Aujourd’hui, elle ne regrette en rien que l’aventure, qui s’était si vite gâtée entre eux, soit finie. « Il fallait que cela s’arrête. C’était indispensable à ma santé mentale », confie-t-elle. L’entourage de Laurent Wauquiez n’en est pas plus peiné. « Chez les militants, son départ n’a pas fait bouger quoi que ce soit d’une virgule », raconte un membre de la direction de LR. « Elle n’a pas laissé de vide. On en parle peu. On s’est rendu compte que c’était une bulle », ajoute un autre.

Virginie Calmels est toujours adhérente des Républicains. « Je reste pour le moment. Je ne sais pas si je reprendrai ma carte l’année prochaine », explique-t-elle. En vue des élections européennes de mai, l’UDI, qui lancera sa propre liste, a pris contact avec elle. Certains centristes assurent que le parti centriste aimerait en faire sa numéro 2. Mais Jean-Christophe Lagarde, le président de l’UDI, le dément, assurant que c’est l’ex-patronne d’Endemol qui « cherche à se mettre sur le marché ». Elle a une conviction : « Il y a un espace politique évident entre Emmanuel Macron et Laurent Wauquiez. Qui l’occupera ? » Mais le temps de choisir n’est pas venu : « Ce n’est pas le timing pour une écurie présidentielle. »

Pour éviter de se lancer, de nouveau, dans une aventure sans lendemain, Virginie Calmels s’en tient à trois principes. 1. Elle revendique être une femme de droite. 2. Elle « se félicite tous les jours » de ne pas s’être rapprochée de La République en marche « car Emmanuel Macron n’est pas libéral mais étatiste ». 3. Elle est d’abord une femme de la société civile qui « aime l’action ». C’est son ADN. C’est ce qu’elle pense démontrer à Bordeaux où l’adjointe d’Alain Juppé a en charge les questions d’emploi. Hermès, Deezer, Ubisoft… se sont installés dans la cité girondine. Les créations d’emplois ont été multipliées par 11 depuis 2014. Sur son périmètre, elle a réalisé 30 % d’économies. « J’ai un vrai épanouissement car j’ai des résultats concrets », se rengorge celle qui est aussi chef de l’opposition à la région Nouvelle Aquitaine.

La question de Fillon.

Durant la campagne présidentielle, François Fillon lui avait demandé quel ministère elle aimerait. « Bercy ? » lui avait-il soufflé. « Ou le Budget », avait-elle répondu, sans trembler, à un homme qu’elle est l’une des rares à voir encore grâce à son compagnon, Jérôme Chartier, filloniste historique. « Les dépenses publiques » sont le « dada » de Virginie Calmels. Redéfinir le périmètre de l’Etat, mettre en place une vraie politique de ressources humaines dans la fonction publique devraient être, selon elle, les priorités du pouvoir. « C’est le nœud du problème politique. Depuis quarante ans, on n’a eu que des étatistes », déplore-t-elle.

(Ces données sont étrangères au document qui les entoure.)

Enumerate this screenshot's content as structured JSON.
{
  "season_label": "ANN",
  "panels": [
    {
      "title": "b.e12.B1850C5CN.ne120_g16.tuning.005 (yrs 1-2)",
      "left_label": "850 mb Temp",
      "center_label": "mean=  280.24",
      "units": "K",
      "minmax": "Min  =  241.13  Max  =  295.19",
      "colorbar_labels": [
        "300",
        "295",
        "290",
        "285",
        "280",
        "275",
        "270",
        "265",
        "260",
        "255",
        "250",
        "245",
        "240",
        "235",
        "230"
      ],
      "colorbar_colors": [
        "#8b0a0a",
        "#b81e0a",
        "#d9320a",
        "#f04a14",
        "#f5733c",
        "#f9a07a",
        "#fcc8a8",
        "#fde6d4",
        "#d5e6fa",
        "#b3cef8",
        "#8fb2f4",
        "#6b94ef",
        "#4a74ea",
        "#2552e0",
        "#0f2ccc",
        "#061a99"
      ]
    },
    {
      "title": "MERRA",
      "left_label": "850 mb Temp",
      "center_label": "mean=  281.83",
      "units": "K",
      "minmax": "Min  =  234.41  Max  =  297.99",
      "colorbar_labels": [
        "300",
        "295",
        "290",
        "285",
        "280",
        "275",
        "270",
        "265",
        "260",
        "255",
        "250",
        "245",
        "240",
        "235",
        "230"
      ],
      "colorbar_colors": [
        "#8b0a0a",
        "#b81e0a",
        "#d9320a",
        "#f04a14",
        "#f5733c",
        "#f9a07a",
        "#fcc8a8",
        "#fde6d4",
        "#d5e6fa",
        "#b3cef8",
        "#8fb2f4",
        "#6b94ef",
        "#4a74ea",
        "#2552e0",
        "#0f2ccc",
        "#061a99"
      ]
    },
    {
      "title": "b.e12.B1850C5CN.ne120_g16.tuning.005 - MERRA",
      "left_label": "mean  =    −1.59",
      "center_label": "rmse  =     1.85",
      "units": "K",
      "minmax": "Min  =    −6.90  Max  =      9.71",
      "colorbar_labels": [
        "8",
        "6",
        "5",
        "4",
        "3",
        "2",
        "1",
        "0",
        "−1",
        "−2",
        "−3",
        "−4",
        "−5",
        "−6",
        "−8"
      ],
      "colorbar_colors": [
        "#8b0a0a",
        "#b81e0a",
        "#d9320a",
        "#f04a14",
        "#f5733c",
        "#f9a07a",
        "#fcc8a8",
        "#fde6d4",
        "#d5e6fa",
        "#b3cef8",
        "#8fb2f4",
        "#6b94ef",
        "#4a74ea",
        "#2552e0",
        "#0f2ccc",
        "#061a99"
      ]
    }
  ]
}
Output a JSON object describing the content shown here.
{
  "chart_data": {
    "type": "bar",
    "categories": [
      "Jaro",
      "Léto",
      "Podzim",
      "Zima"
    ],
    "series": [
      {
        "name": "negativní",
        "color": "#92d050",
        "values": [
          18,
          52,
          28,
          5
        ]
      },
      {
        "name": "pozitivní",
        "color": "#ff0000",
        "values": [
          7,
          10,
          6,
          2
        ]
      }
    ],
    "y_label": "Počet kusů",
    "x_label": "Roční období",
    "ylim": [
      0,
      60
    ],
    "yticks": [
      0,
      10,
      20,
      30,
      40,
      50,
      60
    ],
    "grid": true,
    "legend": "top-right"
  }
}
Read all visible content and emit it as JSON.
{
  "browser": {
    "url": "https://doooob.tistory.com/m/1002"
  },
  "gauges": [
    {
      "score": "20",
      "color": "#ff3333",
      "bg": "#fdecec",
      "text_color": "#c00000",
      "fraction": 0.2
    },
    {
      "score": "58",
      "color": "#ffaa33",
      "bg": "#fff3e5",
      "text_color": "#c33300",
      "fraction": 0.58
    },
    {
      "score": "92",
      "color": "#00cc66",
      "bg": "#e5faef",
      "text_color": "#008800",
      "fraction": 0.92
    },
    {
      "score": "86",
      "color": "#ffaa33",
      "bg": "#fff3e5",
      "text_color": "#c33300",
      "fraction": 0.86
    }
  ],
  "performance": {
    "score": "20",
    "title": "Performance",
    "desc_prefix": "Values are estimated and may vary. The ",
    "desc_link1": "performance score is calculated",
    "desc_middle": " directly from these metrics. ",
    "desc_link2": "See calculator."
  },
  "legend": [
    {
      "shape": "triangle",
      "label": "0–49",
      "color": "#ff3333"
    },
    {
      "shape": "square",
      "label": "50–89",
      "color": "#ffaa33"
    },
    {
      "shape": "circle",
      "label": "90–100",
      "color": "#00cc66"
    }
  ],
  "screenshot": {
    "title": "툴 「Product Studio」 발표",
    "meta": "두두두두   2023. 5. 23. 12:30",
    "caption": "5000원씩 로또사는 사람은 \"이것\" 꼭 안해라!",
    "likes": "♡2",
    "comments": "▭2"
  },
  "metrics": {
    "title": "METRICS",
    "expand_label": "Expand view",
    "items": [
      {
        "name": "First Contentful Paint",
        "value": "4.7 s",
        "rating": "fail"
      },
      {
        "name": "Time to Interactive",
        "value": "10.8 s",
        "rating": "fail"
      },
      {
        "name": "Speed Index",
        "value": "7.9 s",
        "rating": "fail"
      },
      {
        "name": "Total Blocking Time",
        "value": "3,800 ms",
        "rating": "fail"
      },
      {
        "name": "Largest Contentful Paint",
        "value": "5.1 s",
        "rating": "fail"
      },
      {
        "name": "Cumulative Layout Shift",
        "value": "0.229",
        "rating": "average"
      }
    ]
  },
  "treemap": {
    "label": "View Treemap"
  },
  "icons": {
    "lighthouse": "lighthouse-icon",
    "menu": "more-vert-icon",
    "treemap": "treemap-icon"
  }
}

Mardi, les Etats généraux de la liberté débuteront par une analyse du politologue Dominique Reynié du phénomène des Gilets jaunes. Même si un monde les sépare, Virginie Calmels s’en veut solidaire. « Le ras-le-bol fiscal est à l’origine de mon engagement politique », justifie-t-elle. Face à lui, elle constate l’effondrement du système Macron et la faiblesse de LR avec inquiétude : « On va tout droit vers Marine Le Pen en 2022 ».